The VICE fund seeks long-term growth in selected global companies operating in the “vice” industries, which may include alcohol, tobacco, gaming, food and beverage, restaurants and hospitality. hospitality, or other vice-related activities, explains AdvisorShares. Indeed, the positioning of this fund is very clear when we look a little closer at its composition. The first lines of this ETF are made up of restaurant chains (Carrols Restaurant Group, Wingstop, Chuy’s Holdings), the brewer Molson Coors Beverage or the cigarette store chain Turning Point Brands.

This management company also offers investment in the YOLO ETF, an acronym derived from the English expression “you only live once”, which can be translated into French as “one only lives once”.

This index fund marketed since July 2019 is invested at least 80% of its net assets “in securities of companies which derive at least 50% of their net income from the trade of marijuana and hemp and in derivative instruments or other instruments which have economic characteristics similar to those of these securities”, it is indicated in the prospectus published for this ETF.

3/ THE BIBL ETF

What about index funds with more moral values?

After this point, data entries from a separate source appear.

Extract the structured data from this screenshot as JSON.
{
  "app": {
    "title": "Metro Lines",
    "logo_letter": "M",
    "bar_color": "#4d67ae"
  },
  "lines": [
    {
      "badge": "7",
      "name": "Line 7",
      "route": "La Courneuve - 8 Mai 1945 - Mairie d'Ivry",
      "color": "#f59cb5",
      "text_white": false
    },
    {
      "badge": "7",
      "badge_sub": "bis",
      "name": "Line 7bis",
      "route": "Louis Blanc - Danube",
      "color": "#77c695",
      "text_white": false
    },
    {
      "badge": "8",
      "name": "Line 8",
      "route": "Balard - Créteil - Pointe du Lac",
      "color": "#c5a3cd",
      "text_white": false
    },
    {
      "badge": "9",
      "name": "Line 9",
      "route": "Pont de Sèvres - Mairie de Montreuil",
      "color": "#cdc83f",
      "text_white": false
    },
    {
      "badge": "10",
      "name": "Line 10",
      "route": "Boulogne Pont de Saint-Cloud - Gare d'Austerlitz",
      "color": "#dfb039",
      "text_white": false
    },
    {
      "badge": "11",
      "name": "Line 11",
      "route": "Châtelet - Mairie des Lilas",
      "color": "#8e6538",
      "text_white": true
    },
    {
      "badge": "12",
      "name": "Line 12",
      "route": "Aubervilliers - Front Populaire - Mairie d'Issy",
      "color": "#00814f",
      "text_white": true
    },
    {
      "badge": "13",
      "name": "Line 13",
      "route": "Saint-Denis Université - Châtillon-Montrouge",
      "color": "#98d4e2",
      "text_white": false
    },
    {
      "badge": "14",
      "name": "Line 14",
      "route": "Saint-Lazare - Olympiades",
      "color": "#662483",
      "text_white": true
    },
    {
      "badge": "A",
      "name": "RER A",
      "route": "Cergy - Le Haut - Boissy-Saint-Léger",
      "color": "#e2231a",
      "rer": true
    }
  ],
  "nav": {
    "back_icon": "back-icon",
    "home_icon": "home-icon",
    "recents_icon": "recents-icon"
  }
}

Investors wishing to invest in virtuous companies also have products respecting their convictions, including the BIBL ETF, which offers “a biblically responsible option in the American large cap sector, without exposure to the shares of technology giants like Meta, Apple , Amazon, Netflix or Google”, explains Inspire Insight, the management company behind this product which aims to be virtuous.

4/ THE KPOP ETF

K-pop, or Korean pop, is a truly global phenomenon. This abbreviation refers to pop music produced in Korea. The boy bands and girl bands BTS and Blackpink are also placed at the head of the gondola in major record stores. And K-Pop fans can fully experience their passion for their idols with the KPOP ETF index fund, launched in September 2022 by CT Investement and which is listed in New York. It brings together around thirty values ​​linked to South Korean popular culture.

The three largest weightings are Kakao (a web platform that offers services like Kakaotalk, a sort of Korean WhatsApp), Naver (a search engine) and Hybe (one of the four major K-pop production houses with SME , JYP and YG Entertainment which also appear in the top 10 lines of the portfolio). We also find AfreecaTv, a TV platform with a pronounced appetite for e-sport, or Studio Dragon, producer of Korean television series and the Oscar-winning film Parasite. This ETF currently has $2.8 million in assets under management.

5/ THE BUZZ ETF

BUZZ is the stock code assigned to the VanEck Social Sentiment ETF, from the VanEck management company.

Launched in December 2021, this index fund consists of securities of companies creating “buzz” on social networks. It is thus made up of 75 stocks which enjoy significant popularity on the internet. It is therefore a so-called “momentum” index (which attempts to capture the market trend). But instead of tracking stock prices, BUZZ tracks stocks that are getting the most hype on social media. The largest holdings included Apple, Starbucks, Alphabet (the parent company of Google), Meta and Tesla.

Financial innovation is therefore limitless and the range of investment vehicles offered by management companies to attract clients continues to expand, as evidenced in particular by the number of ETFs. In 2023, 543 new ETFs were launched, beating the previous record from 2021, when 480 new vehicles were registered, according to VettaFi.